Failure to read large datasets

Hi,

I often stumble on the same error message when dealing with large datasets

ERROR     String Manipulation     Execute failed: Exception while accessing file: "C:\Users\tdsuser\KNIME_Workflows\Wartmann2\Iterate List of Files (#4)\Loop End (#3)\port_1\data.zip": invalid entry size (expected 2251885780355920 but got 6282670088 bytes)

 

I have this problem (using 2.7.2) when working on Win7 system, not on Mac. Do you have any suggestions?

Thanks,

Marc

Hi Marc, that sounds like a lot of data, big data. Just to get a feeling about the amoun of data together in all files you are concatenating in the Loop End, can you give us a number? It sounds like a integer overflow because KNIME's DataTables are currently restricted to Integer.MAX_VALUE. Are you running win32 oder win64 bit version of KNIME. I assume the zipper library is system dependent, that is, Mac and Windows might work completely different.
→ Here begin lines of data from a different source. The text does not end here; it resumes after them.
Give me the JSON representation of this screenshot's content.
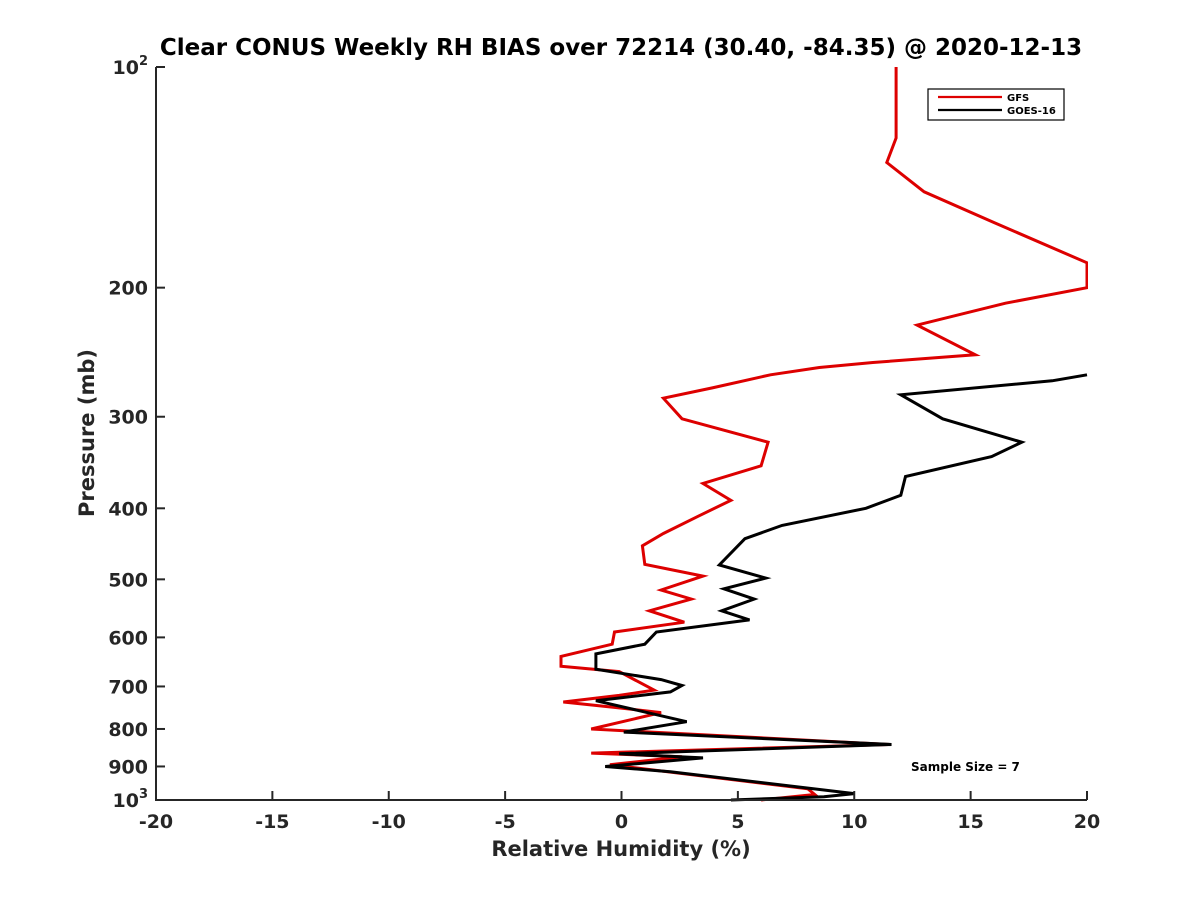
{
  "chart_data": {
    "type": "line",
    "title": "Clear CONUS Weekly RH BIAS over 72214 (30.40, -84.35) @ 2020-12-13",
    "xlabel": "Relative Humidity (%)",
    "ylabel": "Pressure (mb)",
    "xlim": [
      -20,
      20
    ],
    "ylim": [
      100,
      1000
    ],
    "y_scale": "log",
    "y_reversed": true,
    "grid": false,
    "legend_position": "top-right",
    "x_ticks": [
      -20,
      -15,
      -10,
      -5,
      0,
      5,
      10,
      15,
      20
    ],
    "x_tick_labels": [
      "-20",
      "-15",
      "-10",
      "-5",
      "0",
      "5",
      "10",
      "15",
      "20"
    ],
    "y_ticks": [
      {
        "value": 100,
        "base": "10",
        "exp": "2"
      },
      {
        "value": 200,
        "base": "200",
        "exp": ""
      },
      {
        "value": 300,
        "base": "300",
        "exp": ""
      },
      {
        "value": 400,
        "base": "400",
        "exp": ""
      },
      {
        "value": 500,
        "base": "500",
        "exp": ""
      },
      {
        "value": 600,
        "base": "600",
        "exp": ""
      },
      {
        "value": 700,
        "base": "700",
        "exp": ""
      },
      {
        "value": 800,
        "base": "800",
        "exp": ""
      },
      {
        "value": 900,
        "base": "900",
        "exp": ""
      },
      {
        "value": 1000,
        "base": "10",
        "exp": "3"
      }
    ],
    "annotation": "Sample Size = 7",
    "series": [
      {
        "name": "GFS",
        "color": "#dd0000",
        "points": [
          [
            11.8,
            100
          ],
          [
            11.8,
            125
          ],
          [
            11.4,
            135
          ],
          [
            13.0,
            148
          ],
          [
            16.0,
            163
          ],
          [
            20.0,
            185
          ],
          [
            20.0,
            200
          ],
          [
            16.5,
            210
          ],
          [
            12.7,
            225
          ],
          [
            15.2,
            247
          ],
          [
            10.8,
            253
          ],
          [
            8.5,
            257
          ],
          [
            6.4,
            263
          ],
          [
            3.9,
            274
          ],
          [
            1.8,
            283
          ],
          [
            2.6,
            302
          ],
          [
            6.3,
            325
          ],
          [
            6.0,
            350
          ],
          [
            3.5,
            370
          ],
          [
            4.7,
            390
          ],
          [
            3.3,
            410
          ],
          [
            1.8,
            433
          ],
          [
            0.9,
            450
          ],
          [
            1.0,
            477
          ],
          [
            3.5,
            495
          ],
          [
            1.7,
            517
          ],
          [
            3.0,
            532
          ],
          [
            1.2,
            552
          ],
          [
            2.7,
            572
          ],
          [
            -0.3,
            590
          ],
          [
            -0.4,
            613
          ],
          [
            -2.6,
            637
          ],
          [
            -2.6,
            657
          ],
          [
            -0.1,
            668
          ],
          [
            1.4,
            708
          ],
          [
            -0.1,
            720
          ],
          [
            -2.5,
            735
          ],
          [
            -0.2,
            748
          ],
          [
            1.7,
            760
          ],
          [
            -1.3,
            800
          ],
          [
            11.5,
            840
          ],
          [
            -1.3,
            863
          ],
          [
            2.6,
            873
          ],
          [
            -0.5,
            895
          ],
          [
            2.2,
            917
          ],
          [
            8.0,
            965
          ],
          [
            8.3,
            983
          ],
          [
            6.0,
            1000
          ]
        ]
      },
      {
        "name": "GOES-16",
        "color": "#000000",
        "points": [
          [
            20.0,
            263
          ],
          [
            18.5,
            268
          ],
          [
            12.0,
            280
          ],
          [
            13.8,
            302
          ],
          [
            17.2,
            325
          ],
          [
            15.9,
            340
          ],
          [
            12.2,
            362
          ],
          [
            12.0,
            384
          ],
          [
            10.5,
            400
          ],
          [
            6.9,
            422
          ],
          [
            5.3,
            440
          ],
          [
            4.2,
            478
          ],
          [
            6.2,
            498
          ],
          [
            4.4,
            515
          ],
          [
            5.7,
            532
          ],
          [
            4.3,
            552
          ],
          [
            5.5,
            568
          ],
          [
            1.5,
            590
          ],
          [
            1.0,
            613
          ],
          [
            -1.1,
            632
          ],
          [
            -1.1,
            663
          ],
          [
            1.7,
            685
          ],
          [
            2.6,
            698
          ],
          [
            2.1,
            712
          ],
          [
            -1.1,
            732
          ],
          [
            2.8,
            782
          ],
          [
            0.1,
            808
          ],
          [
            11.6,
            840
          ],
          [
            -0.1,
            865
          ],
          [
            3.5,
            876
          ],
          [
            -0.7,
            900
          ],
          [
            2.1,
            915
          ],
          [
            10.0,
            980
          ],
          [
            8.7,
            990
          ],
          [
            4.7,
            1000
          ]
        ]
      }
    ]
  }
}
Hi Gabriel, it's a 12 mio line file. My biggest has been 750 mio, so yes I do have to handle large amount of data. I run the win 64 version. I was considering Pervasive Partner solution for our cluster. Does it run without a graphical interface? Sorry, not the right place to ask this question.

Using Pervasive as an alternative executor would be an option. They provide an add-on (basically an update site which of course can also be used running KNIME in headless mode) to KNIME for big data processing, further details are available here. However, I would like to understand your problem from your original post where you seem to get an exception when processing like x-million rows?

Yes, I get from time to time the error about number of bytes of large files. This happens especially, when the data was loaded a while ago and I work on the data a few days later only. It does not seem to happen on "fresh" data.

Thanks a lot for following up. If this happens again can you please check the knime.og located in your workspace/.metadata/knime to see if you get a detailed stack trace. Cheers, Thomas

Hi Thomas,

 

O will do, but might some time until that happens again.

Cheers, Marc